Anyone familiar with the LockPickingLawyer is aware of a simpler example. The LockPickingLawyer is a YouTuber who picks locks, usually locks produced en masse and usually locks with severe design flaws. One of his most common victims is MasterLock, a large lock making concern known for its inexpensive and low quality locks. In principle, MasterLock could watch this channel and change their behavior, which would fundamentally alter the inexpensive lock market. After watching a few videos, “MasterLock makes bad locks.” feels like a law of nature but it is not. And yet, this is how we treat much of mankind.

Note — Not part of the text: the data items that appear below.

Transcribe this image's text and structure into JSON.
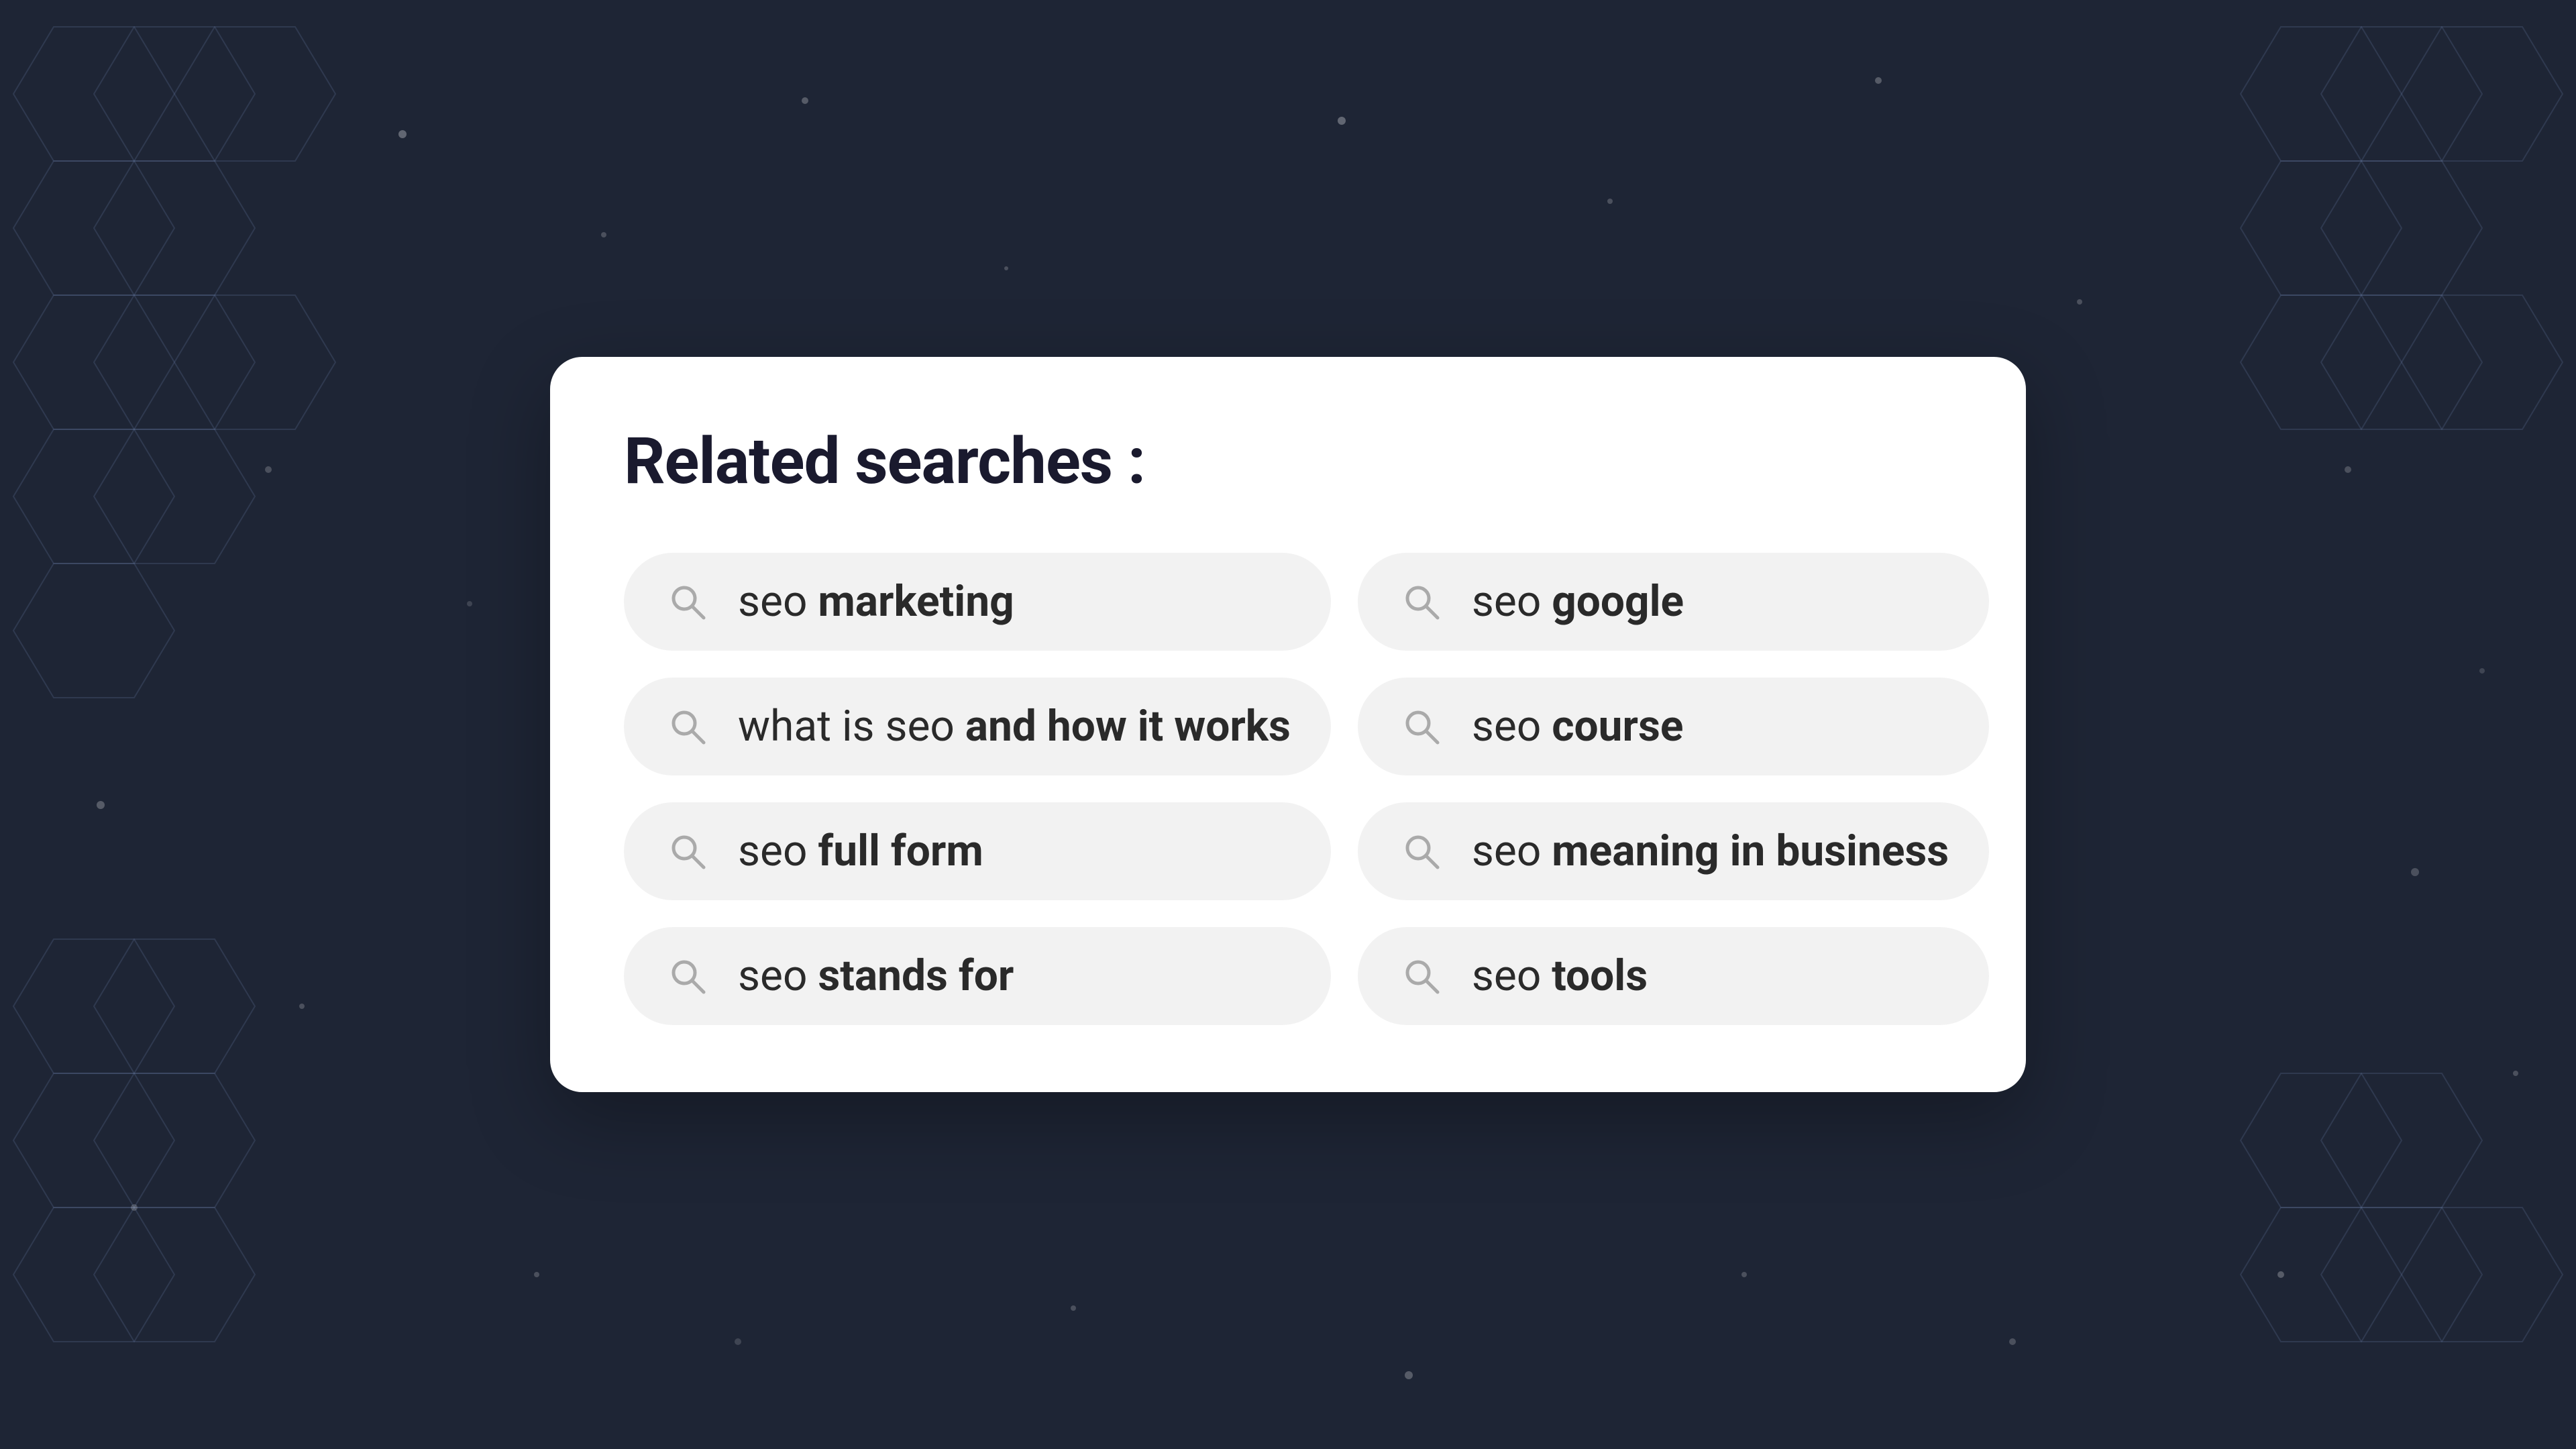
{
  "background": {
    "color": "#1e2535"
  },
  "card": {
    "title": "Related searches  :",
    "searches": [
      {
        "id": "seo-marketing",
        "prefix": "seo ",
        "suffix": "marketing",
        "col": 0
      },
      {
        "id": "seo-google",
        "prefix": "seo ",
        "suffix": "google",
        "col": 1
      },
      {
        "id": "what-is-seo",
        "prefix": "what is seo ",
        "suffix": "and how it works",
        "col": 0
      },
      {
        "id": "seo-course",
        "prefix": "seo ",
        "suffix": "course",
        "col": 1
      },
      {
        "id": "seo-full-form",
        "prefix": "seo ",
        "suffix": "full form",
        "col": 0
      },
      {
        "id": "seo-meaning",
        "prefix": "seo ",
        "suffix": "meaning in business",
        "col": 1
      },
      {
        "id": "seo-stands-for",
        "prefix": "seo ",
        "suffix": "stands for",
        "col": 0
      },
      {
        "id": "seo-tools",
        "prefix": "seo ",
        "suffix": "tools",
        "col": 1
      }
    ]
  }
}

In his mature philosophy, Ian Hacking would take a different argument against human kinds. Hacking would move away from the importance of ‘natural kinds’ and the underlying ‘analytic’ notion of “knowledge as justified true belief” towards a Poppernian/Platonic theory of conjectural knowledge. I happen to agree with this way of evolving the new experimentalism. But more than that, I believe that Hacking’s work represents a model of how philosophers should engage with science and history. He has provided me with inspiration for some of the essays in this very online magazine. I know Alex can say the same as well. I hope his work will continue to flower by inspiring philosophers all over the world.